🤖 AI Summary
Existing spoken dialogue systems rely on cascaded pipelines or text-based intermediaries, leading to loss of paralinguistic cues and constrained expressivity. To address this, we propose the first truly end-to-end speech-to-speech large language model that eliminates textual intermediate representations and directly models speech understanding and generation. Methodologically, we design a modality-hierarchical architecture: a frozen, pre-trained language model at the bottom preserves textual capabilities, while an upper layer is dedicated to speech encoding and decoding; crucially, we employ a modality-separate layer-splitting strategy to enable joint, dual-channel learning over speech and text. On spoken question-answering tasks, our model achieves state-of-the-art performance; its speech-to-speech output quality matches that of text-guided systems, while retaining strong textual processing abilities—thereby breaking the long-standing text bottleneck in spoken interaction.
📝 Abstract
Spoken dialogue systems often rely on cascaded pipelines that transcribe, process, and resynthesize speech. While effective, this design discards paralinguistic cues and limits expressivity. Recent end-to-end methods reduce latency and better preserve these cues, yet still rely on text intermediates, creating a fundamental bottleneck.

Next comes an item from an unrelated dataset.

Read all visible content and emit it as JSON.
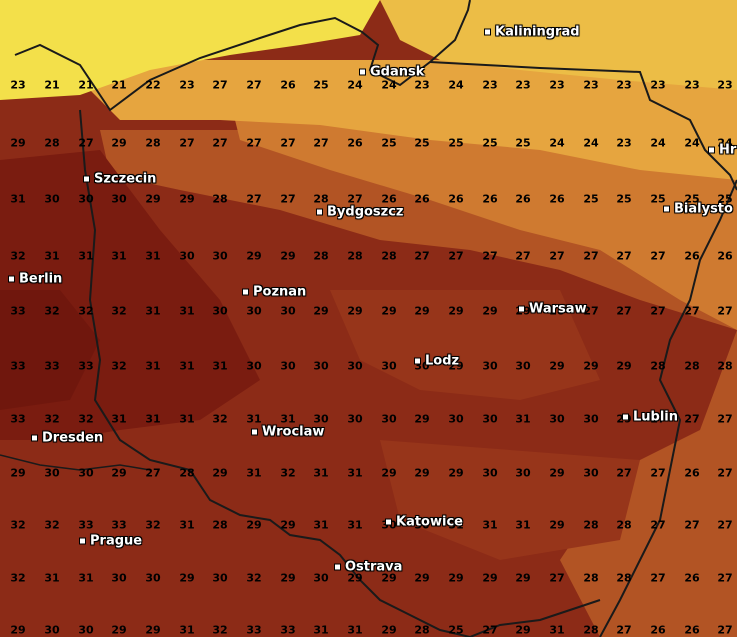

We present MOSS-Speech, a true speech-to-speech large language model that directly understands and generates speech without relying on text guidance. Our approach combines a modality-based layer-splitting architecture with a frozen pre-training strategy, preserving the reasoning and knowledge of pretrained text LLMs while adding native speech capabilities. Experiments show that our model achieves state-of-the-art results in spoken question answering and delivers comparable speech-to-speech performance relative to existing text-guided systems, while still maintaining competitive text performance. By narrowing the gap between text-guided and direct speech generation, our work establishes a new paradigm for expressive and efficient end-to-end speech interaction.